С перепутья к этим прутьям… переп… пруп… тпру… «Эти вихри скрыты в крыше. Посредине крыши столб. С каждым кругом тише, тише, тише, тише, тише, стоп». Явственно аукнулись сологубовские «Чертовы качели»: «Качай же, черт, качели все выше, выше… ах!» Аналогия между чертовыми качелями и советскими каруселями сидела, конечно, тоже в подсознании. Как непохоже это насильственное, тошное хореическое кружение на вихрь «Вальса с чертовщиной», пронизанного воспоминаниями о елочном хороводе времен пастернаковского детства!

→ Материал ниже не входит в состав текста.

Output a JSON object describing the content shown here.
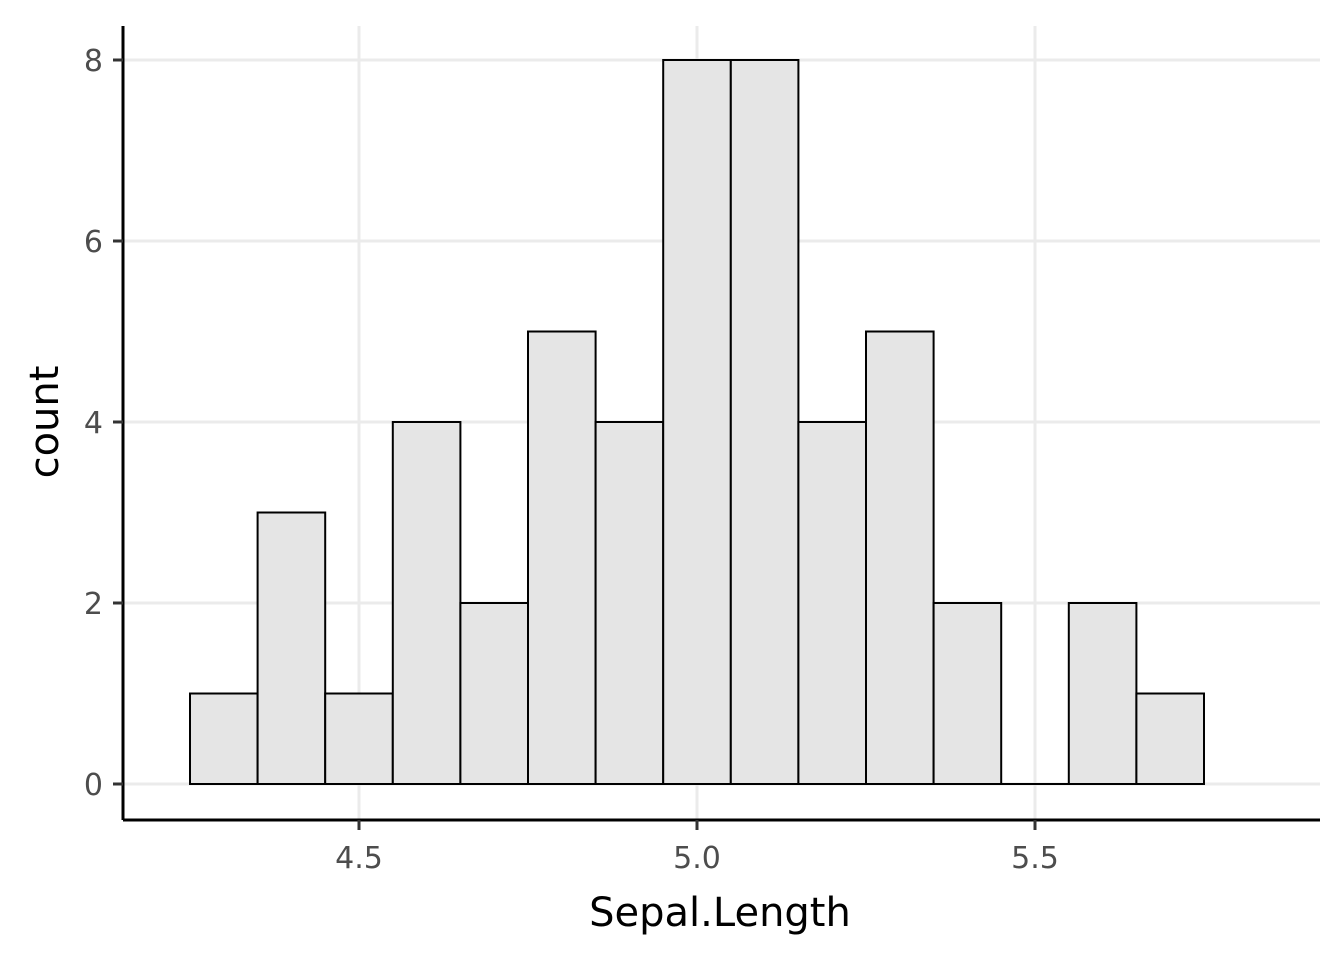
{
  "chart_data": {
    "type": "bar",
    "subtype": "histogram",
    "title": "",
    "xlabel": "Sepal.Length",
    "ylabel": "count",
    "bin_width": 0.1,
    "bins": [
      {
        "x0": 4.25,
        "x1": 4.35,
        "count": 1
      },
      {
        "x0": 4.35,
        "x1": 4.45,
        "count": 3
      },
      {
        "x0": 4.45,
        "x1": 4.55,
        "count": 1
      },
      {
        "x0": 4.55,
        "x1": 4.65,
        "count": 4
      },
      {
        "x0": 4.65,
        "x1": 4.75,
        "count": 2
      },
      {
        "x0": 4.75,
        "x1": 4.85,
        "count": 5
      },
      {
        "x0": 4.85,
        "x1": 4.95,
        "count": 4
      },
      {
        "x0": 4.95,
        "x1": 5.05,
        "count": 8
      },
      {
        "x0": 5.05,
        "x1": 5.15,
        "count": 8
      },
      {
        "x0": 5.15,
        "x1": 5.25,
        "count": 4
      },
      {
        "x0": 5.25,
        "x1": 5.35,
        "count": 5
      },
      {
        "x0": 5.35,
        "x1": 5.45,
        "count": 2
      },
      {
        "x0": 5.45,
        "x1": 5.55,
        "count": 0
      },
      {
        "x0": 5.55,
        "x1": 5.65,
        "count": 2
      },
      {
        "x0": 5.65,
        "x1": 5.75,
        "count": 1
      }
    ],
    "xlim": [
      4.2,
      5.8
    ],
    "ylim": [
      -0.4,
      8.4
    ],
    "x_ticks": [
      {
        "value": 4.5,
        "label": "4.5"
      },
      {
        "value": 5.0,
        "label": "5.0"
      },
      {
        "value": 5.5,
        "label": "5.5"
      }
    ],
    "y_ticks": [
      {
        "value": 0,
        "label": "0"
      },
      {
        "value": 2,
        "label": "2"
      },
      {
        "value": 4,
        "label": "4"
      },
      {
        "value": 6,
        "label": "6"
      },
      {
        "value": 8,
        "label": "8"
      }
    ],
    "grid": true,
    "legend": "none",
    "colors": {
      "bar_fill": "#e5e5e5",
      "bar_stroke": "#000000",
      "grid": "#ebebeb",
      "axis": "#000000",
      "tick_label": "#4d4d4d"
    }
  }
}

Получился – вне зависимости от авторских намерений – чудесный символ русской истории, неутомимо бегающей по кругу, пока рядом изламывается, измывается сам над собой мужчина при шарманке, поэт в колодках. Право и лево меняются местами – слева роща, справа пруд… или справа роща? Неважно… «Карусели в тягость гири, парусину тянет вширь» – но куда ж тут улетишь? Хорошо, что образ лошади, бегающей по кругу,– сквозной пастернаковский символ несвободы,– впервые появился в этих стихах: хоть на что-то сгодился в смысле внутреннего развития этот приработок. Книжка с картинками «Карусель» вышла из печати в 1925 году в Ленинграде (до этого стихотворение появилось с картинками Тырсы в детском журнале «Новый Робинзон»).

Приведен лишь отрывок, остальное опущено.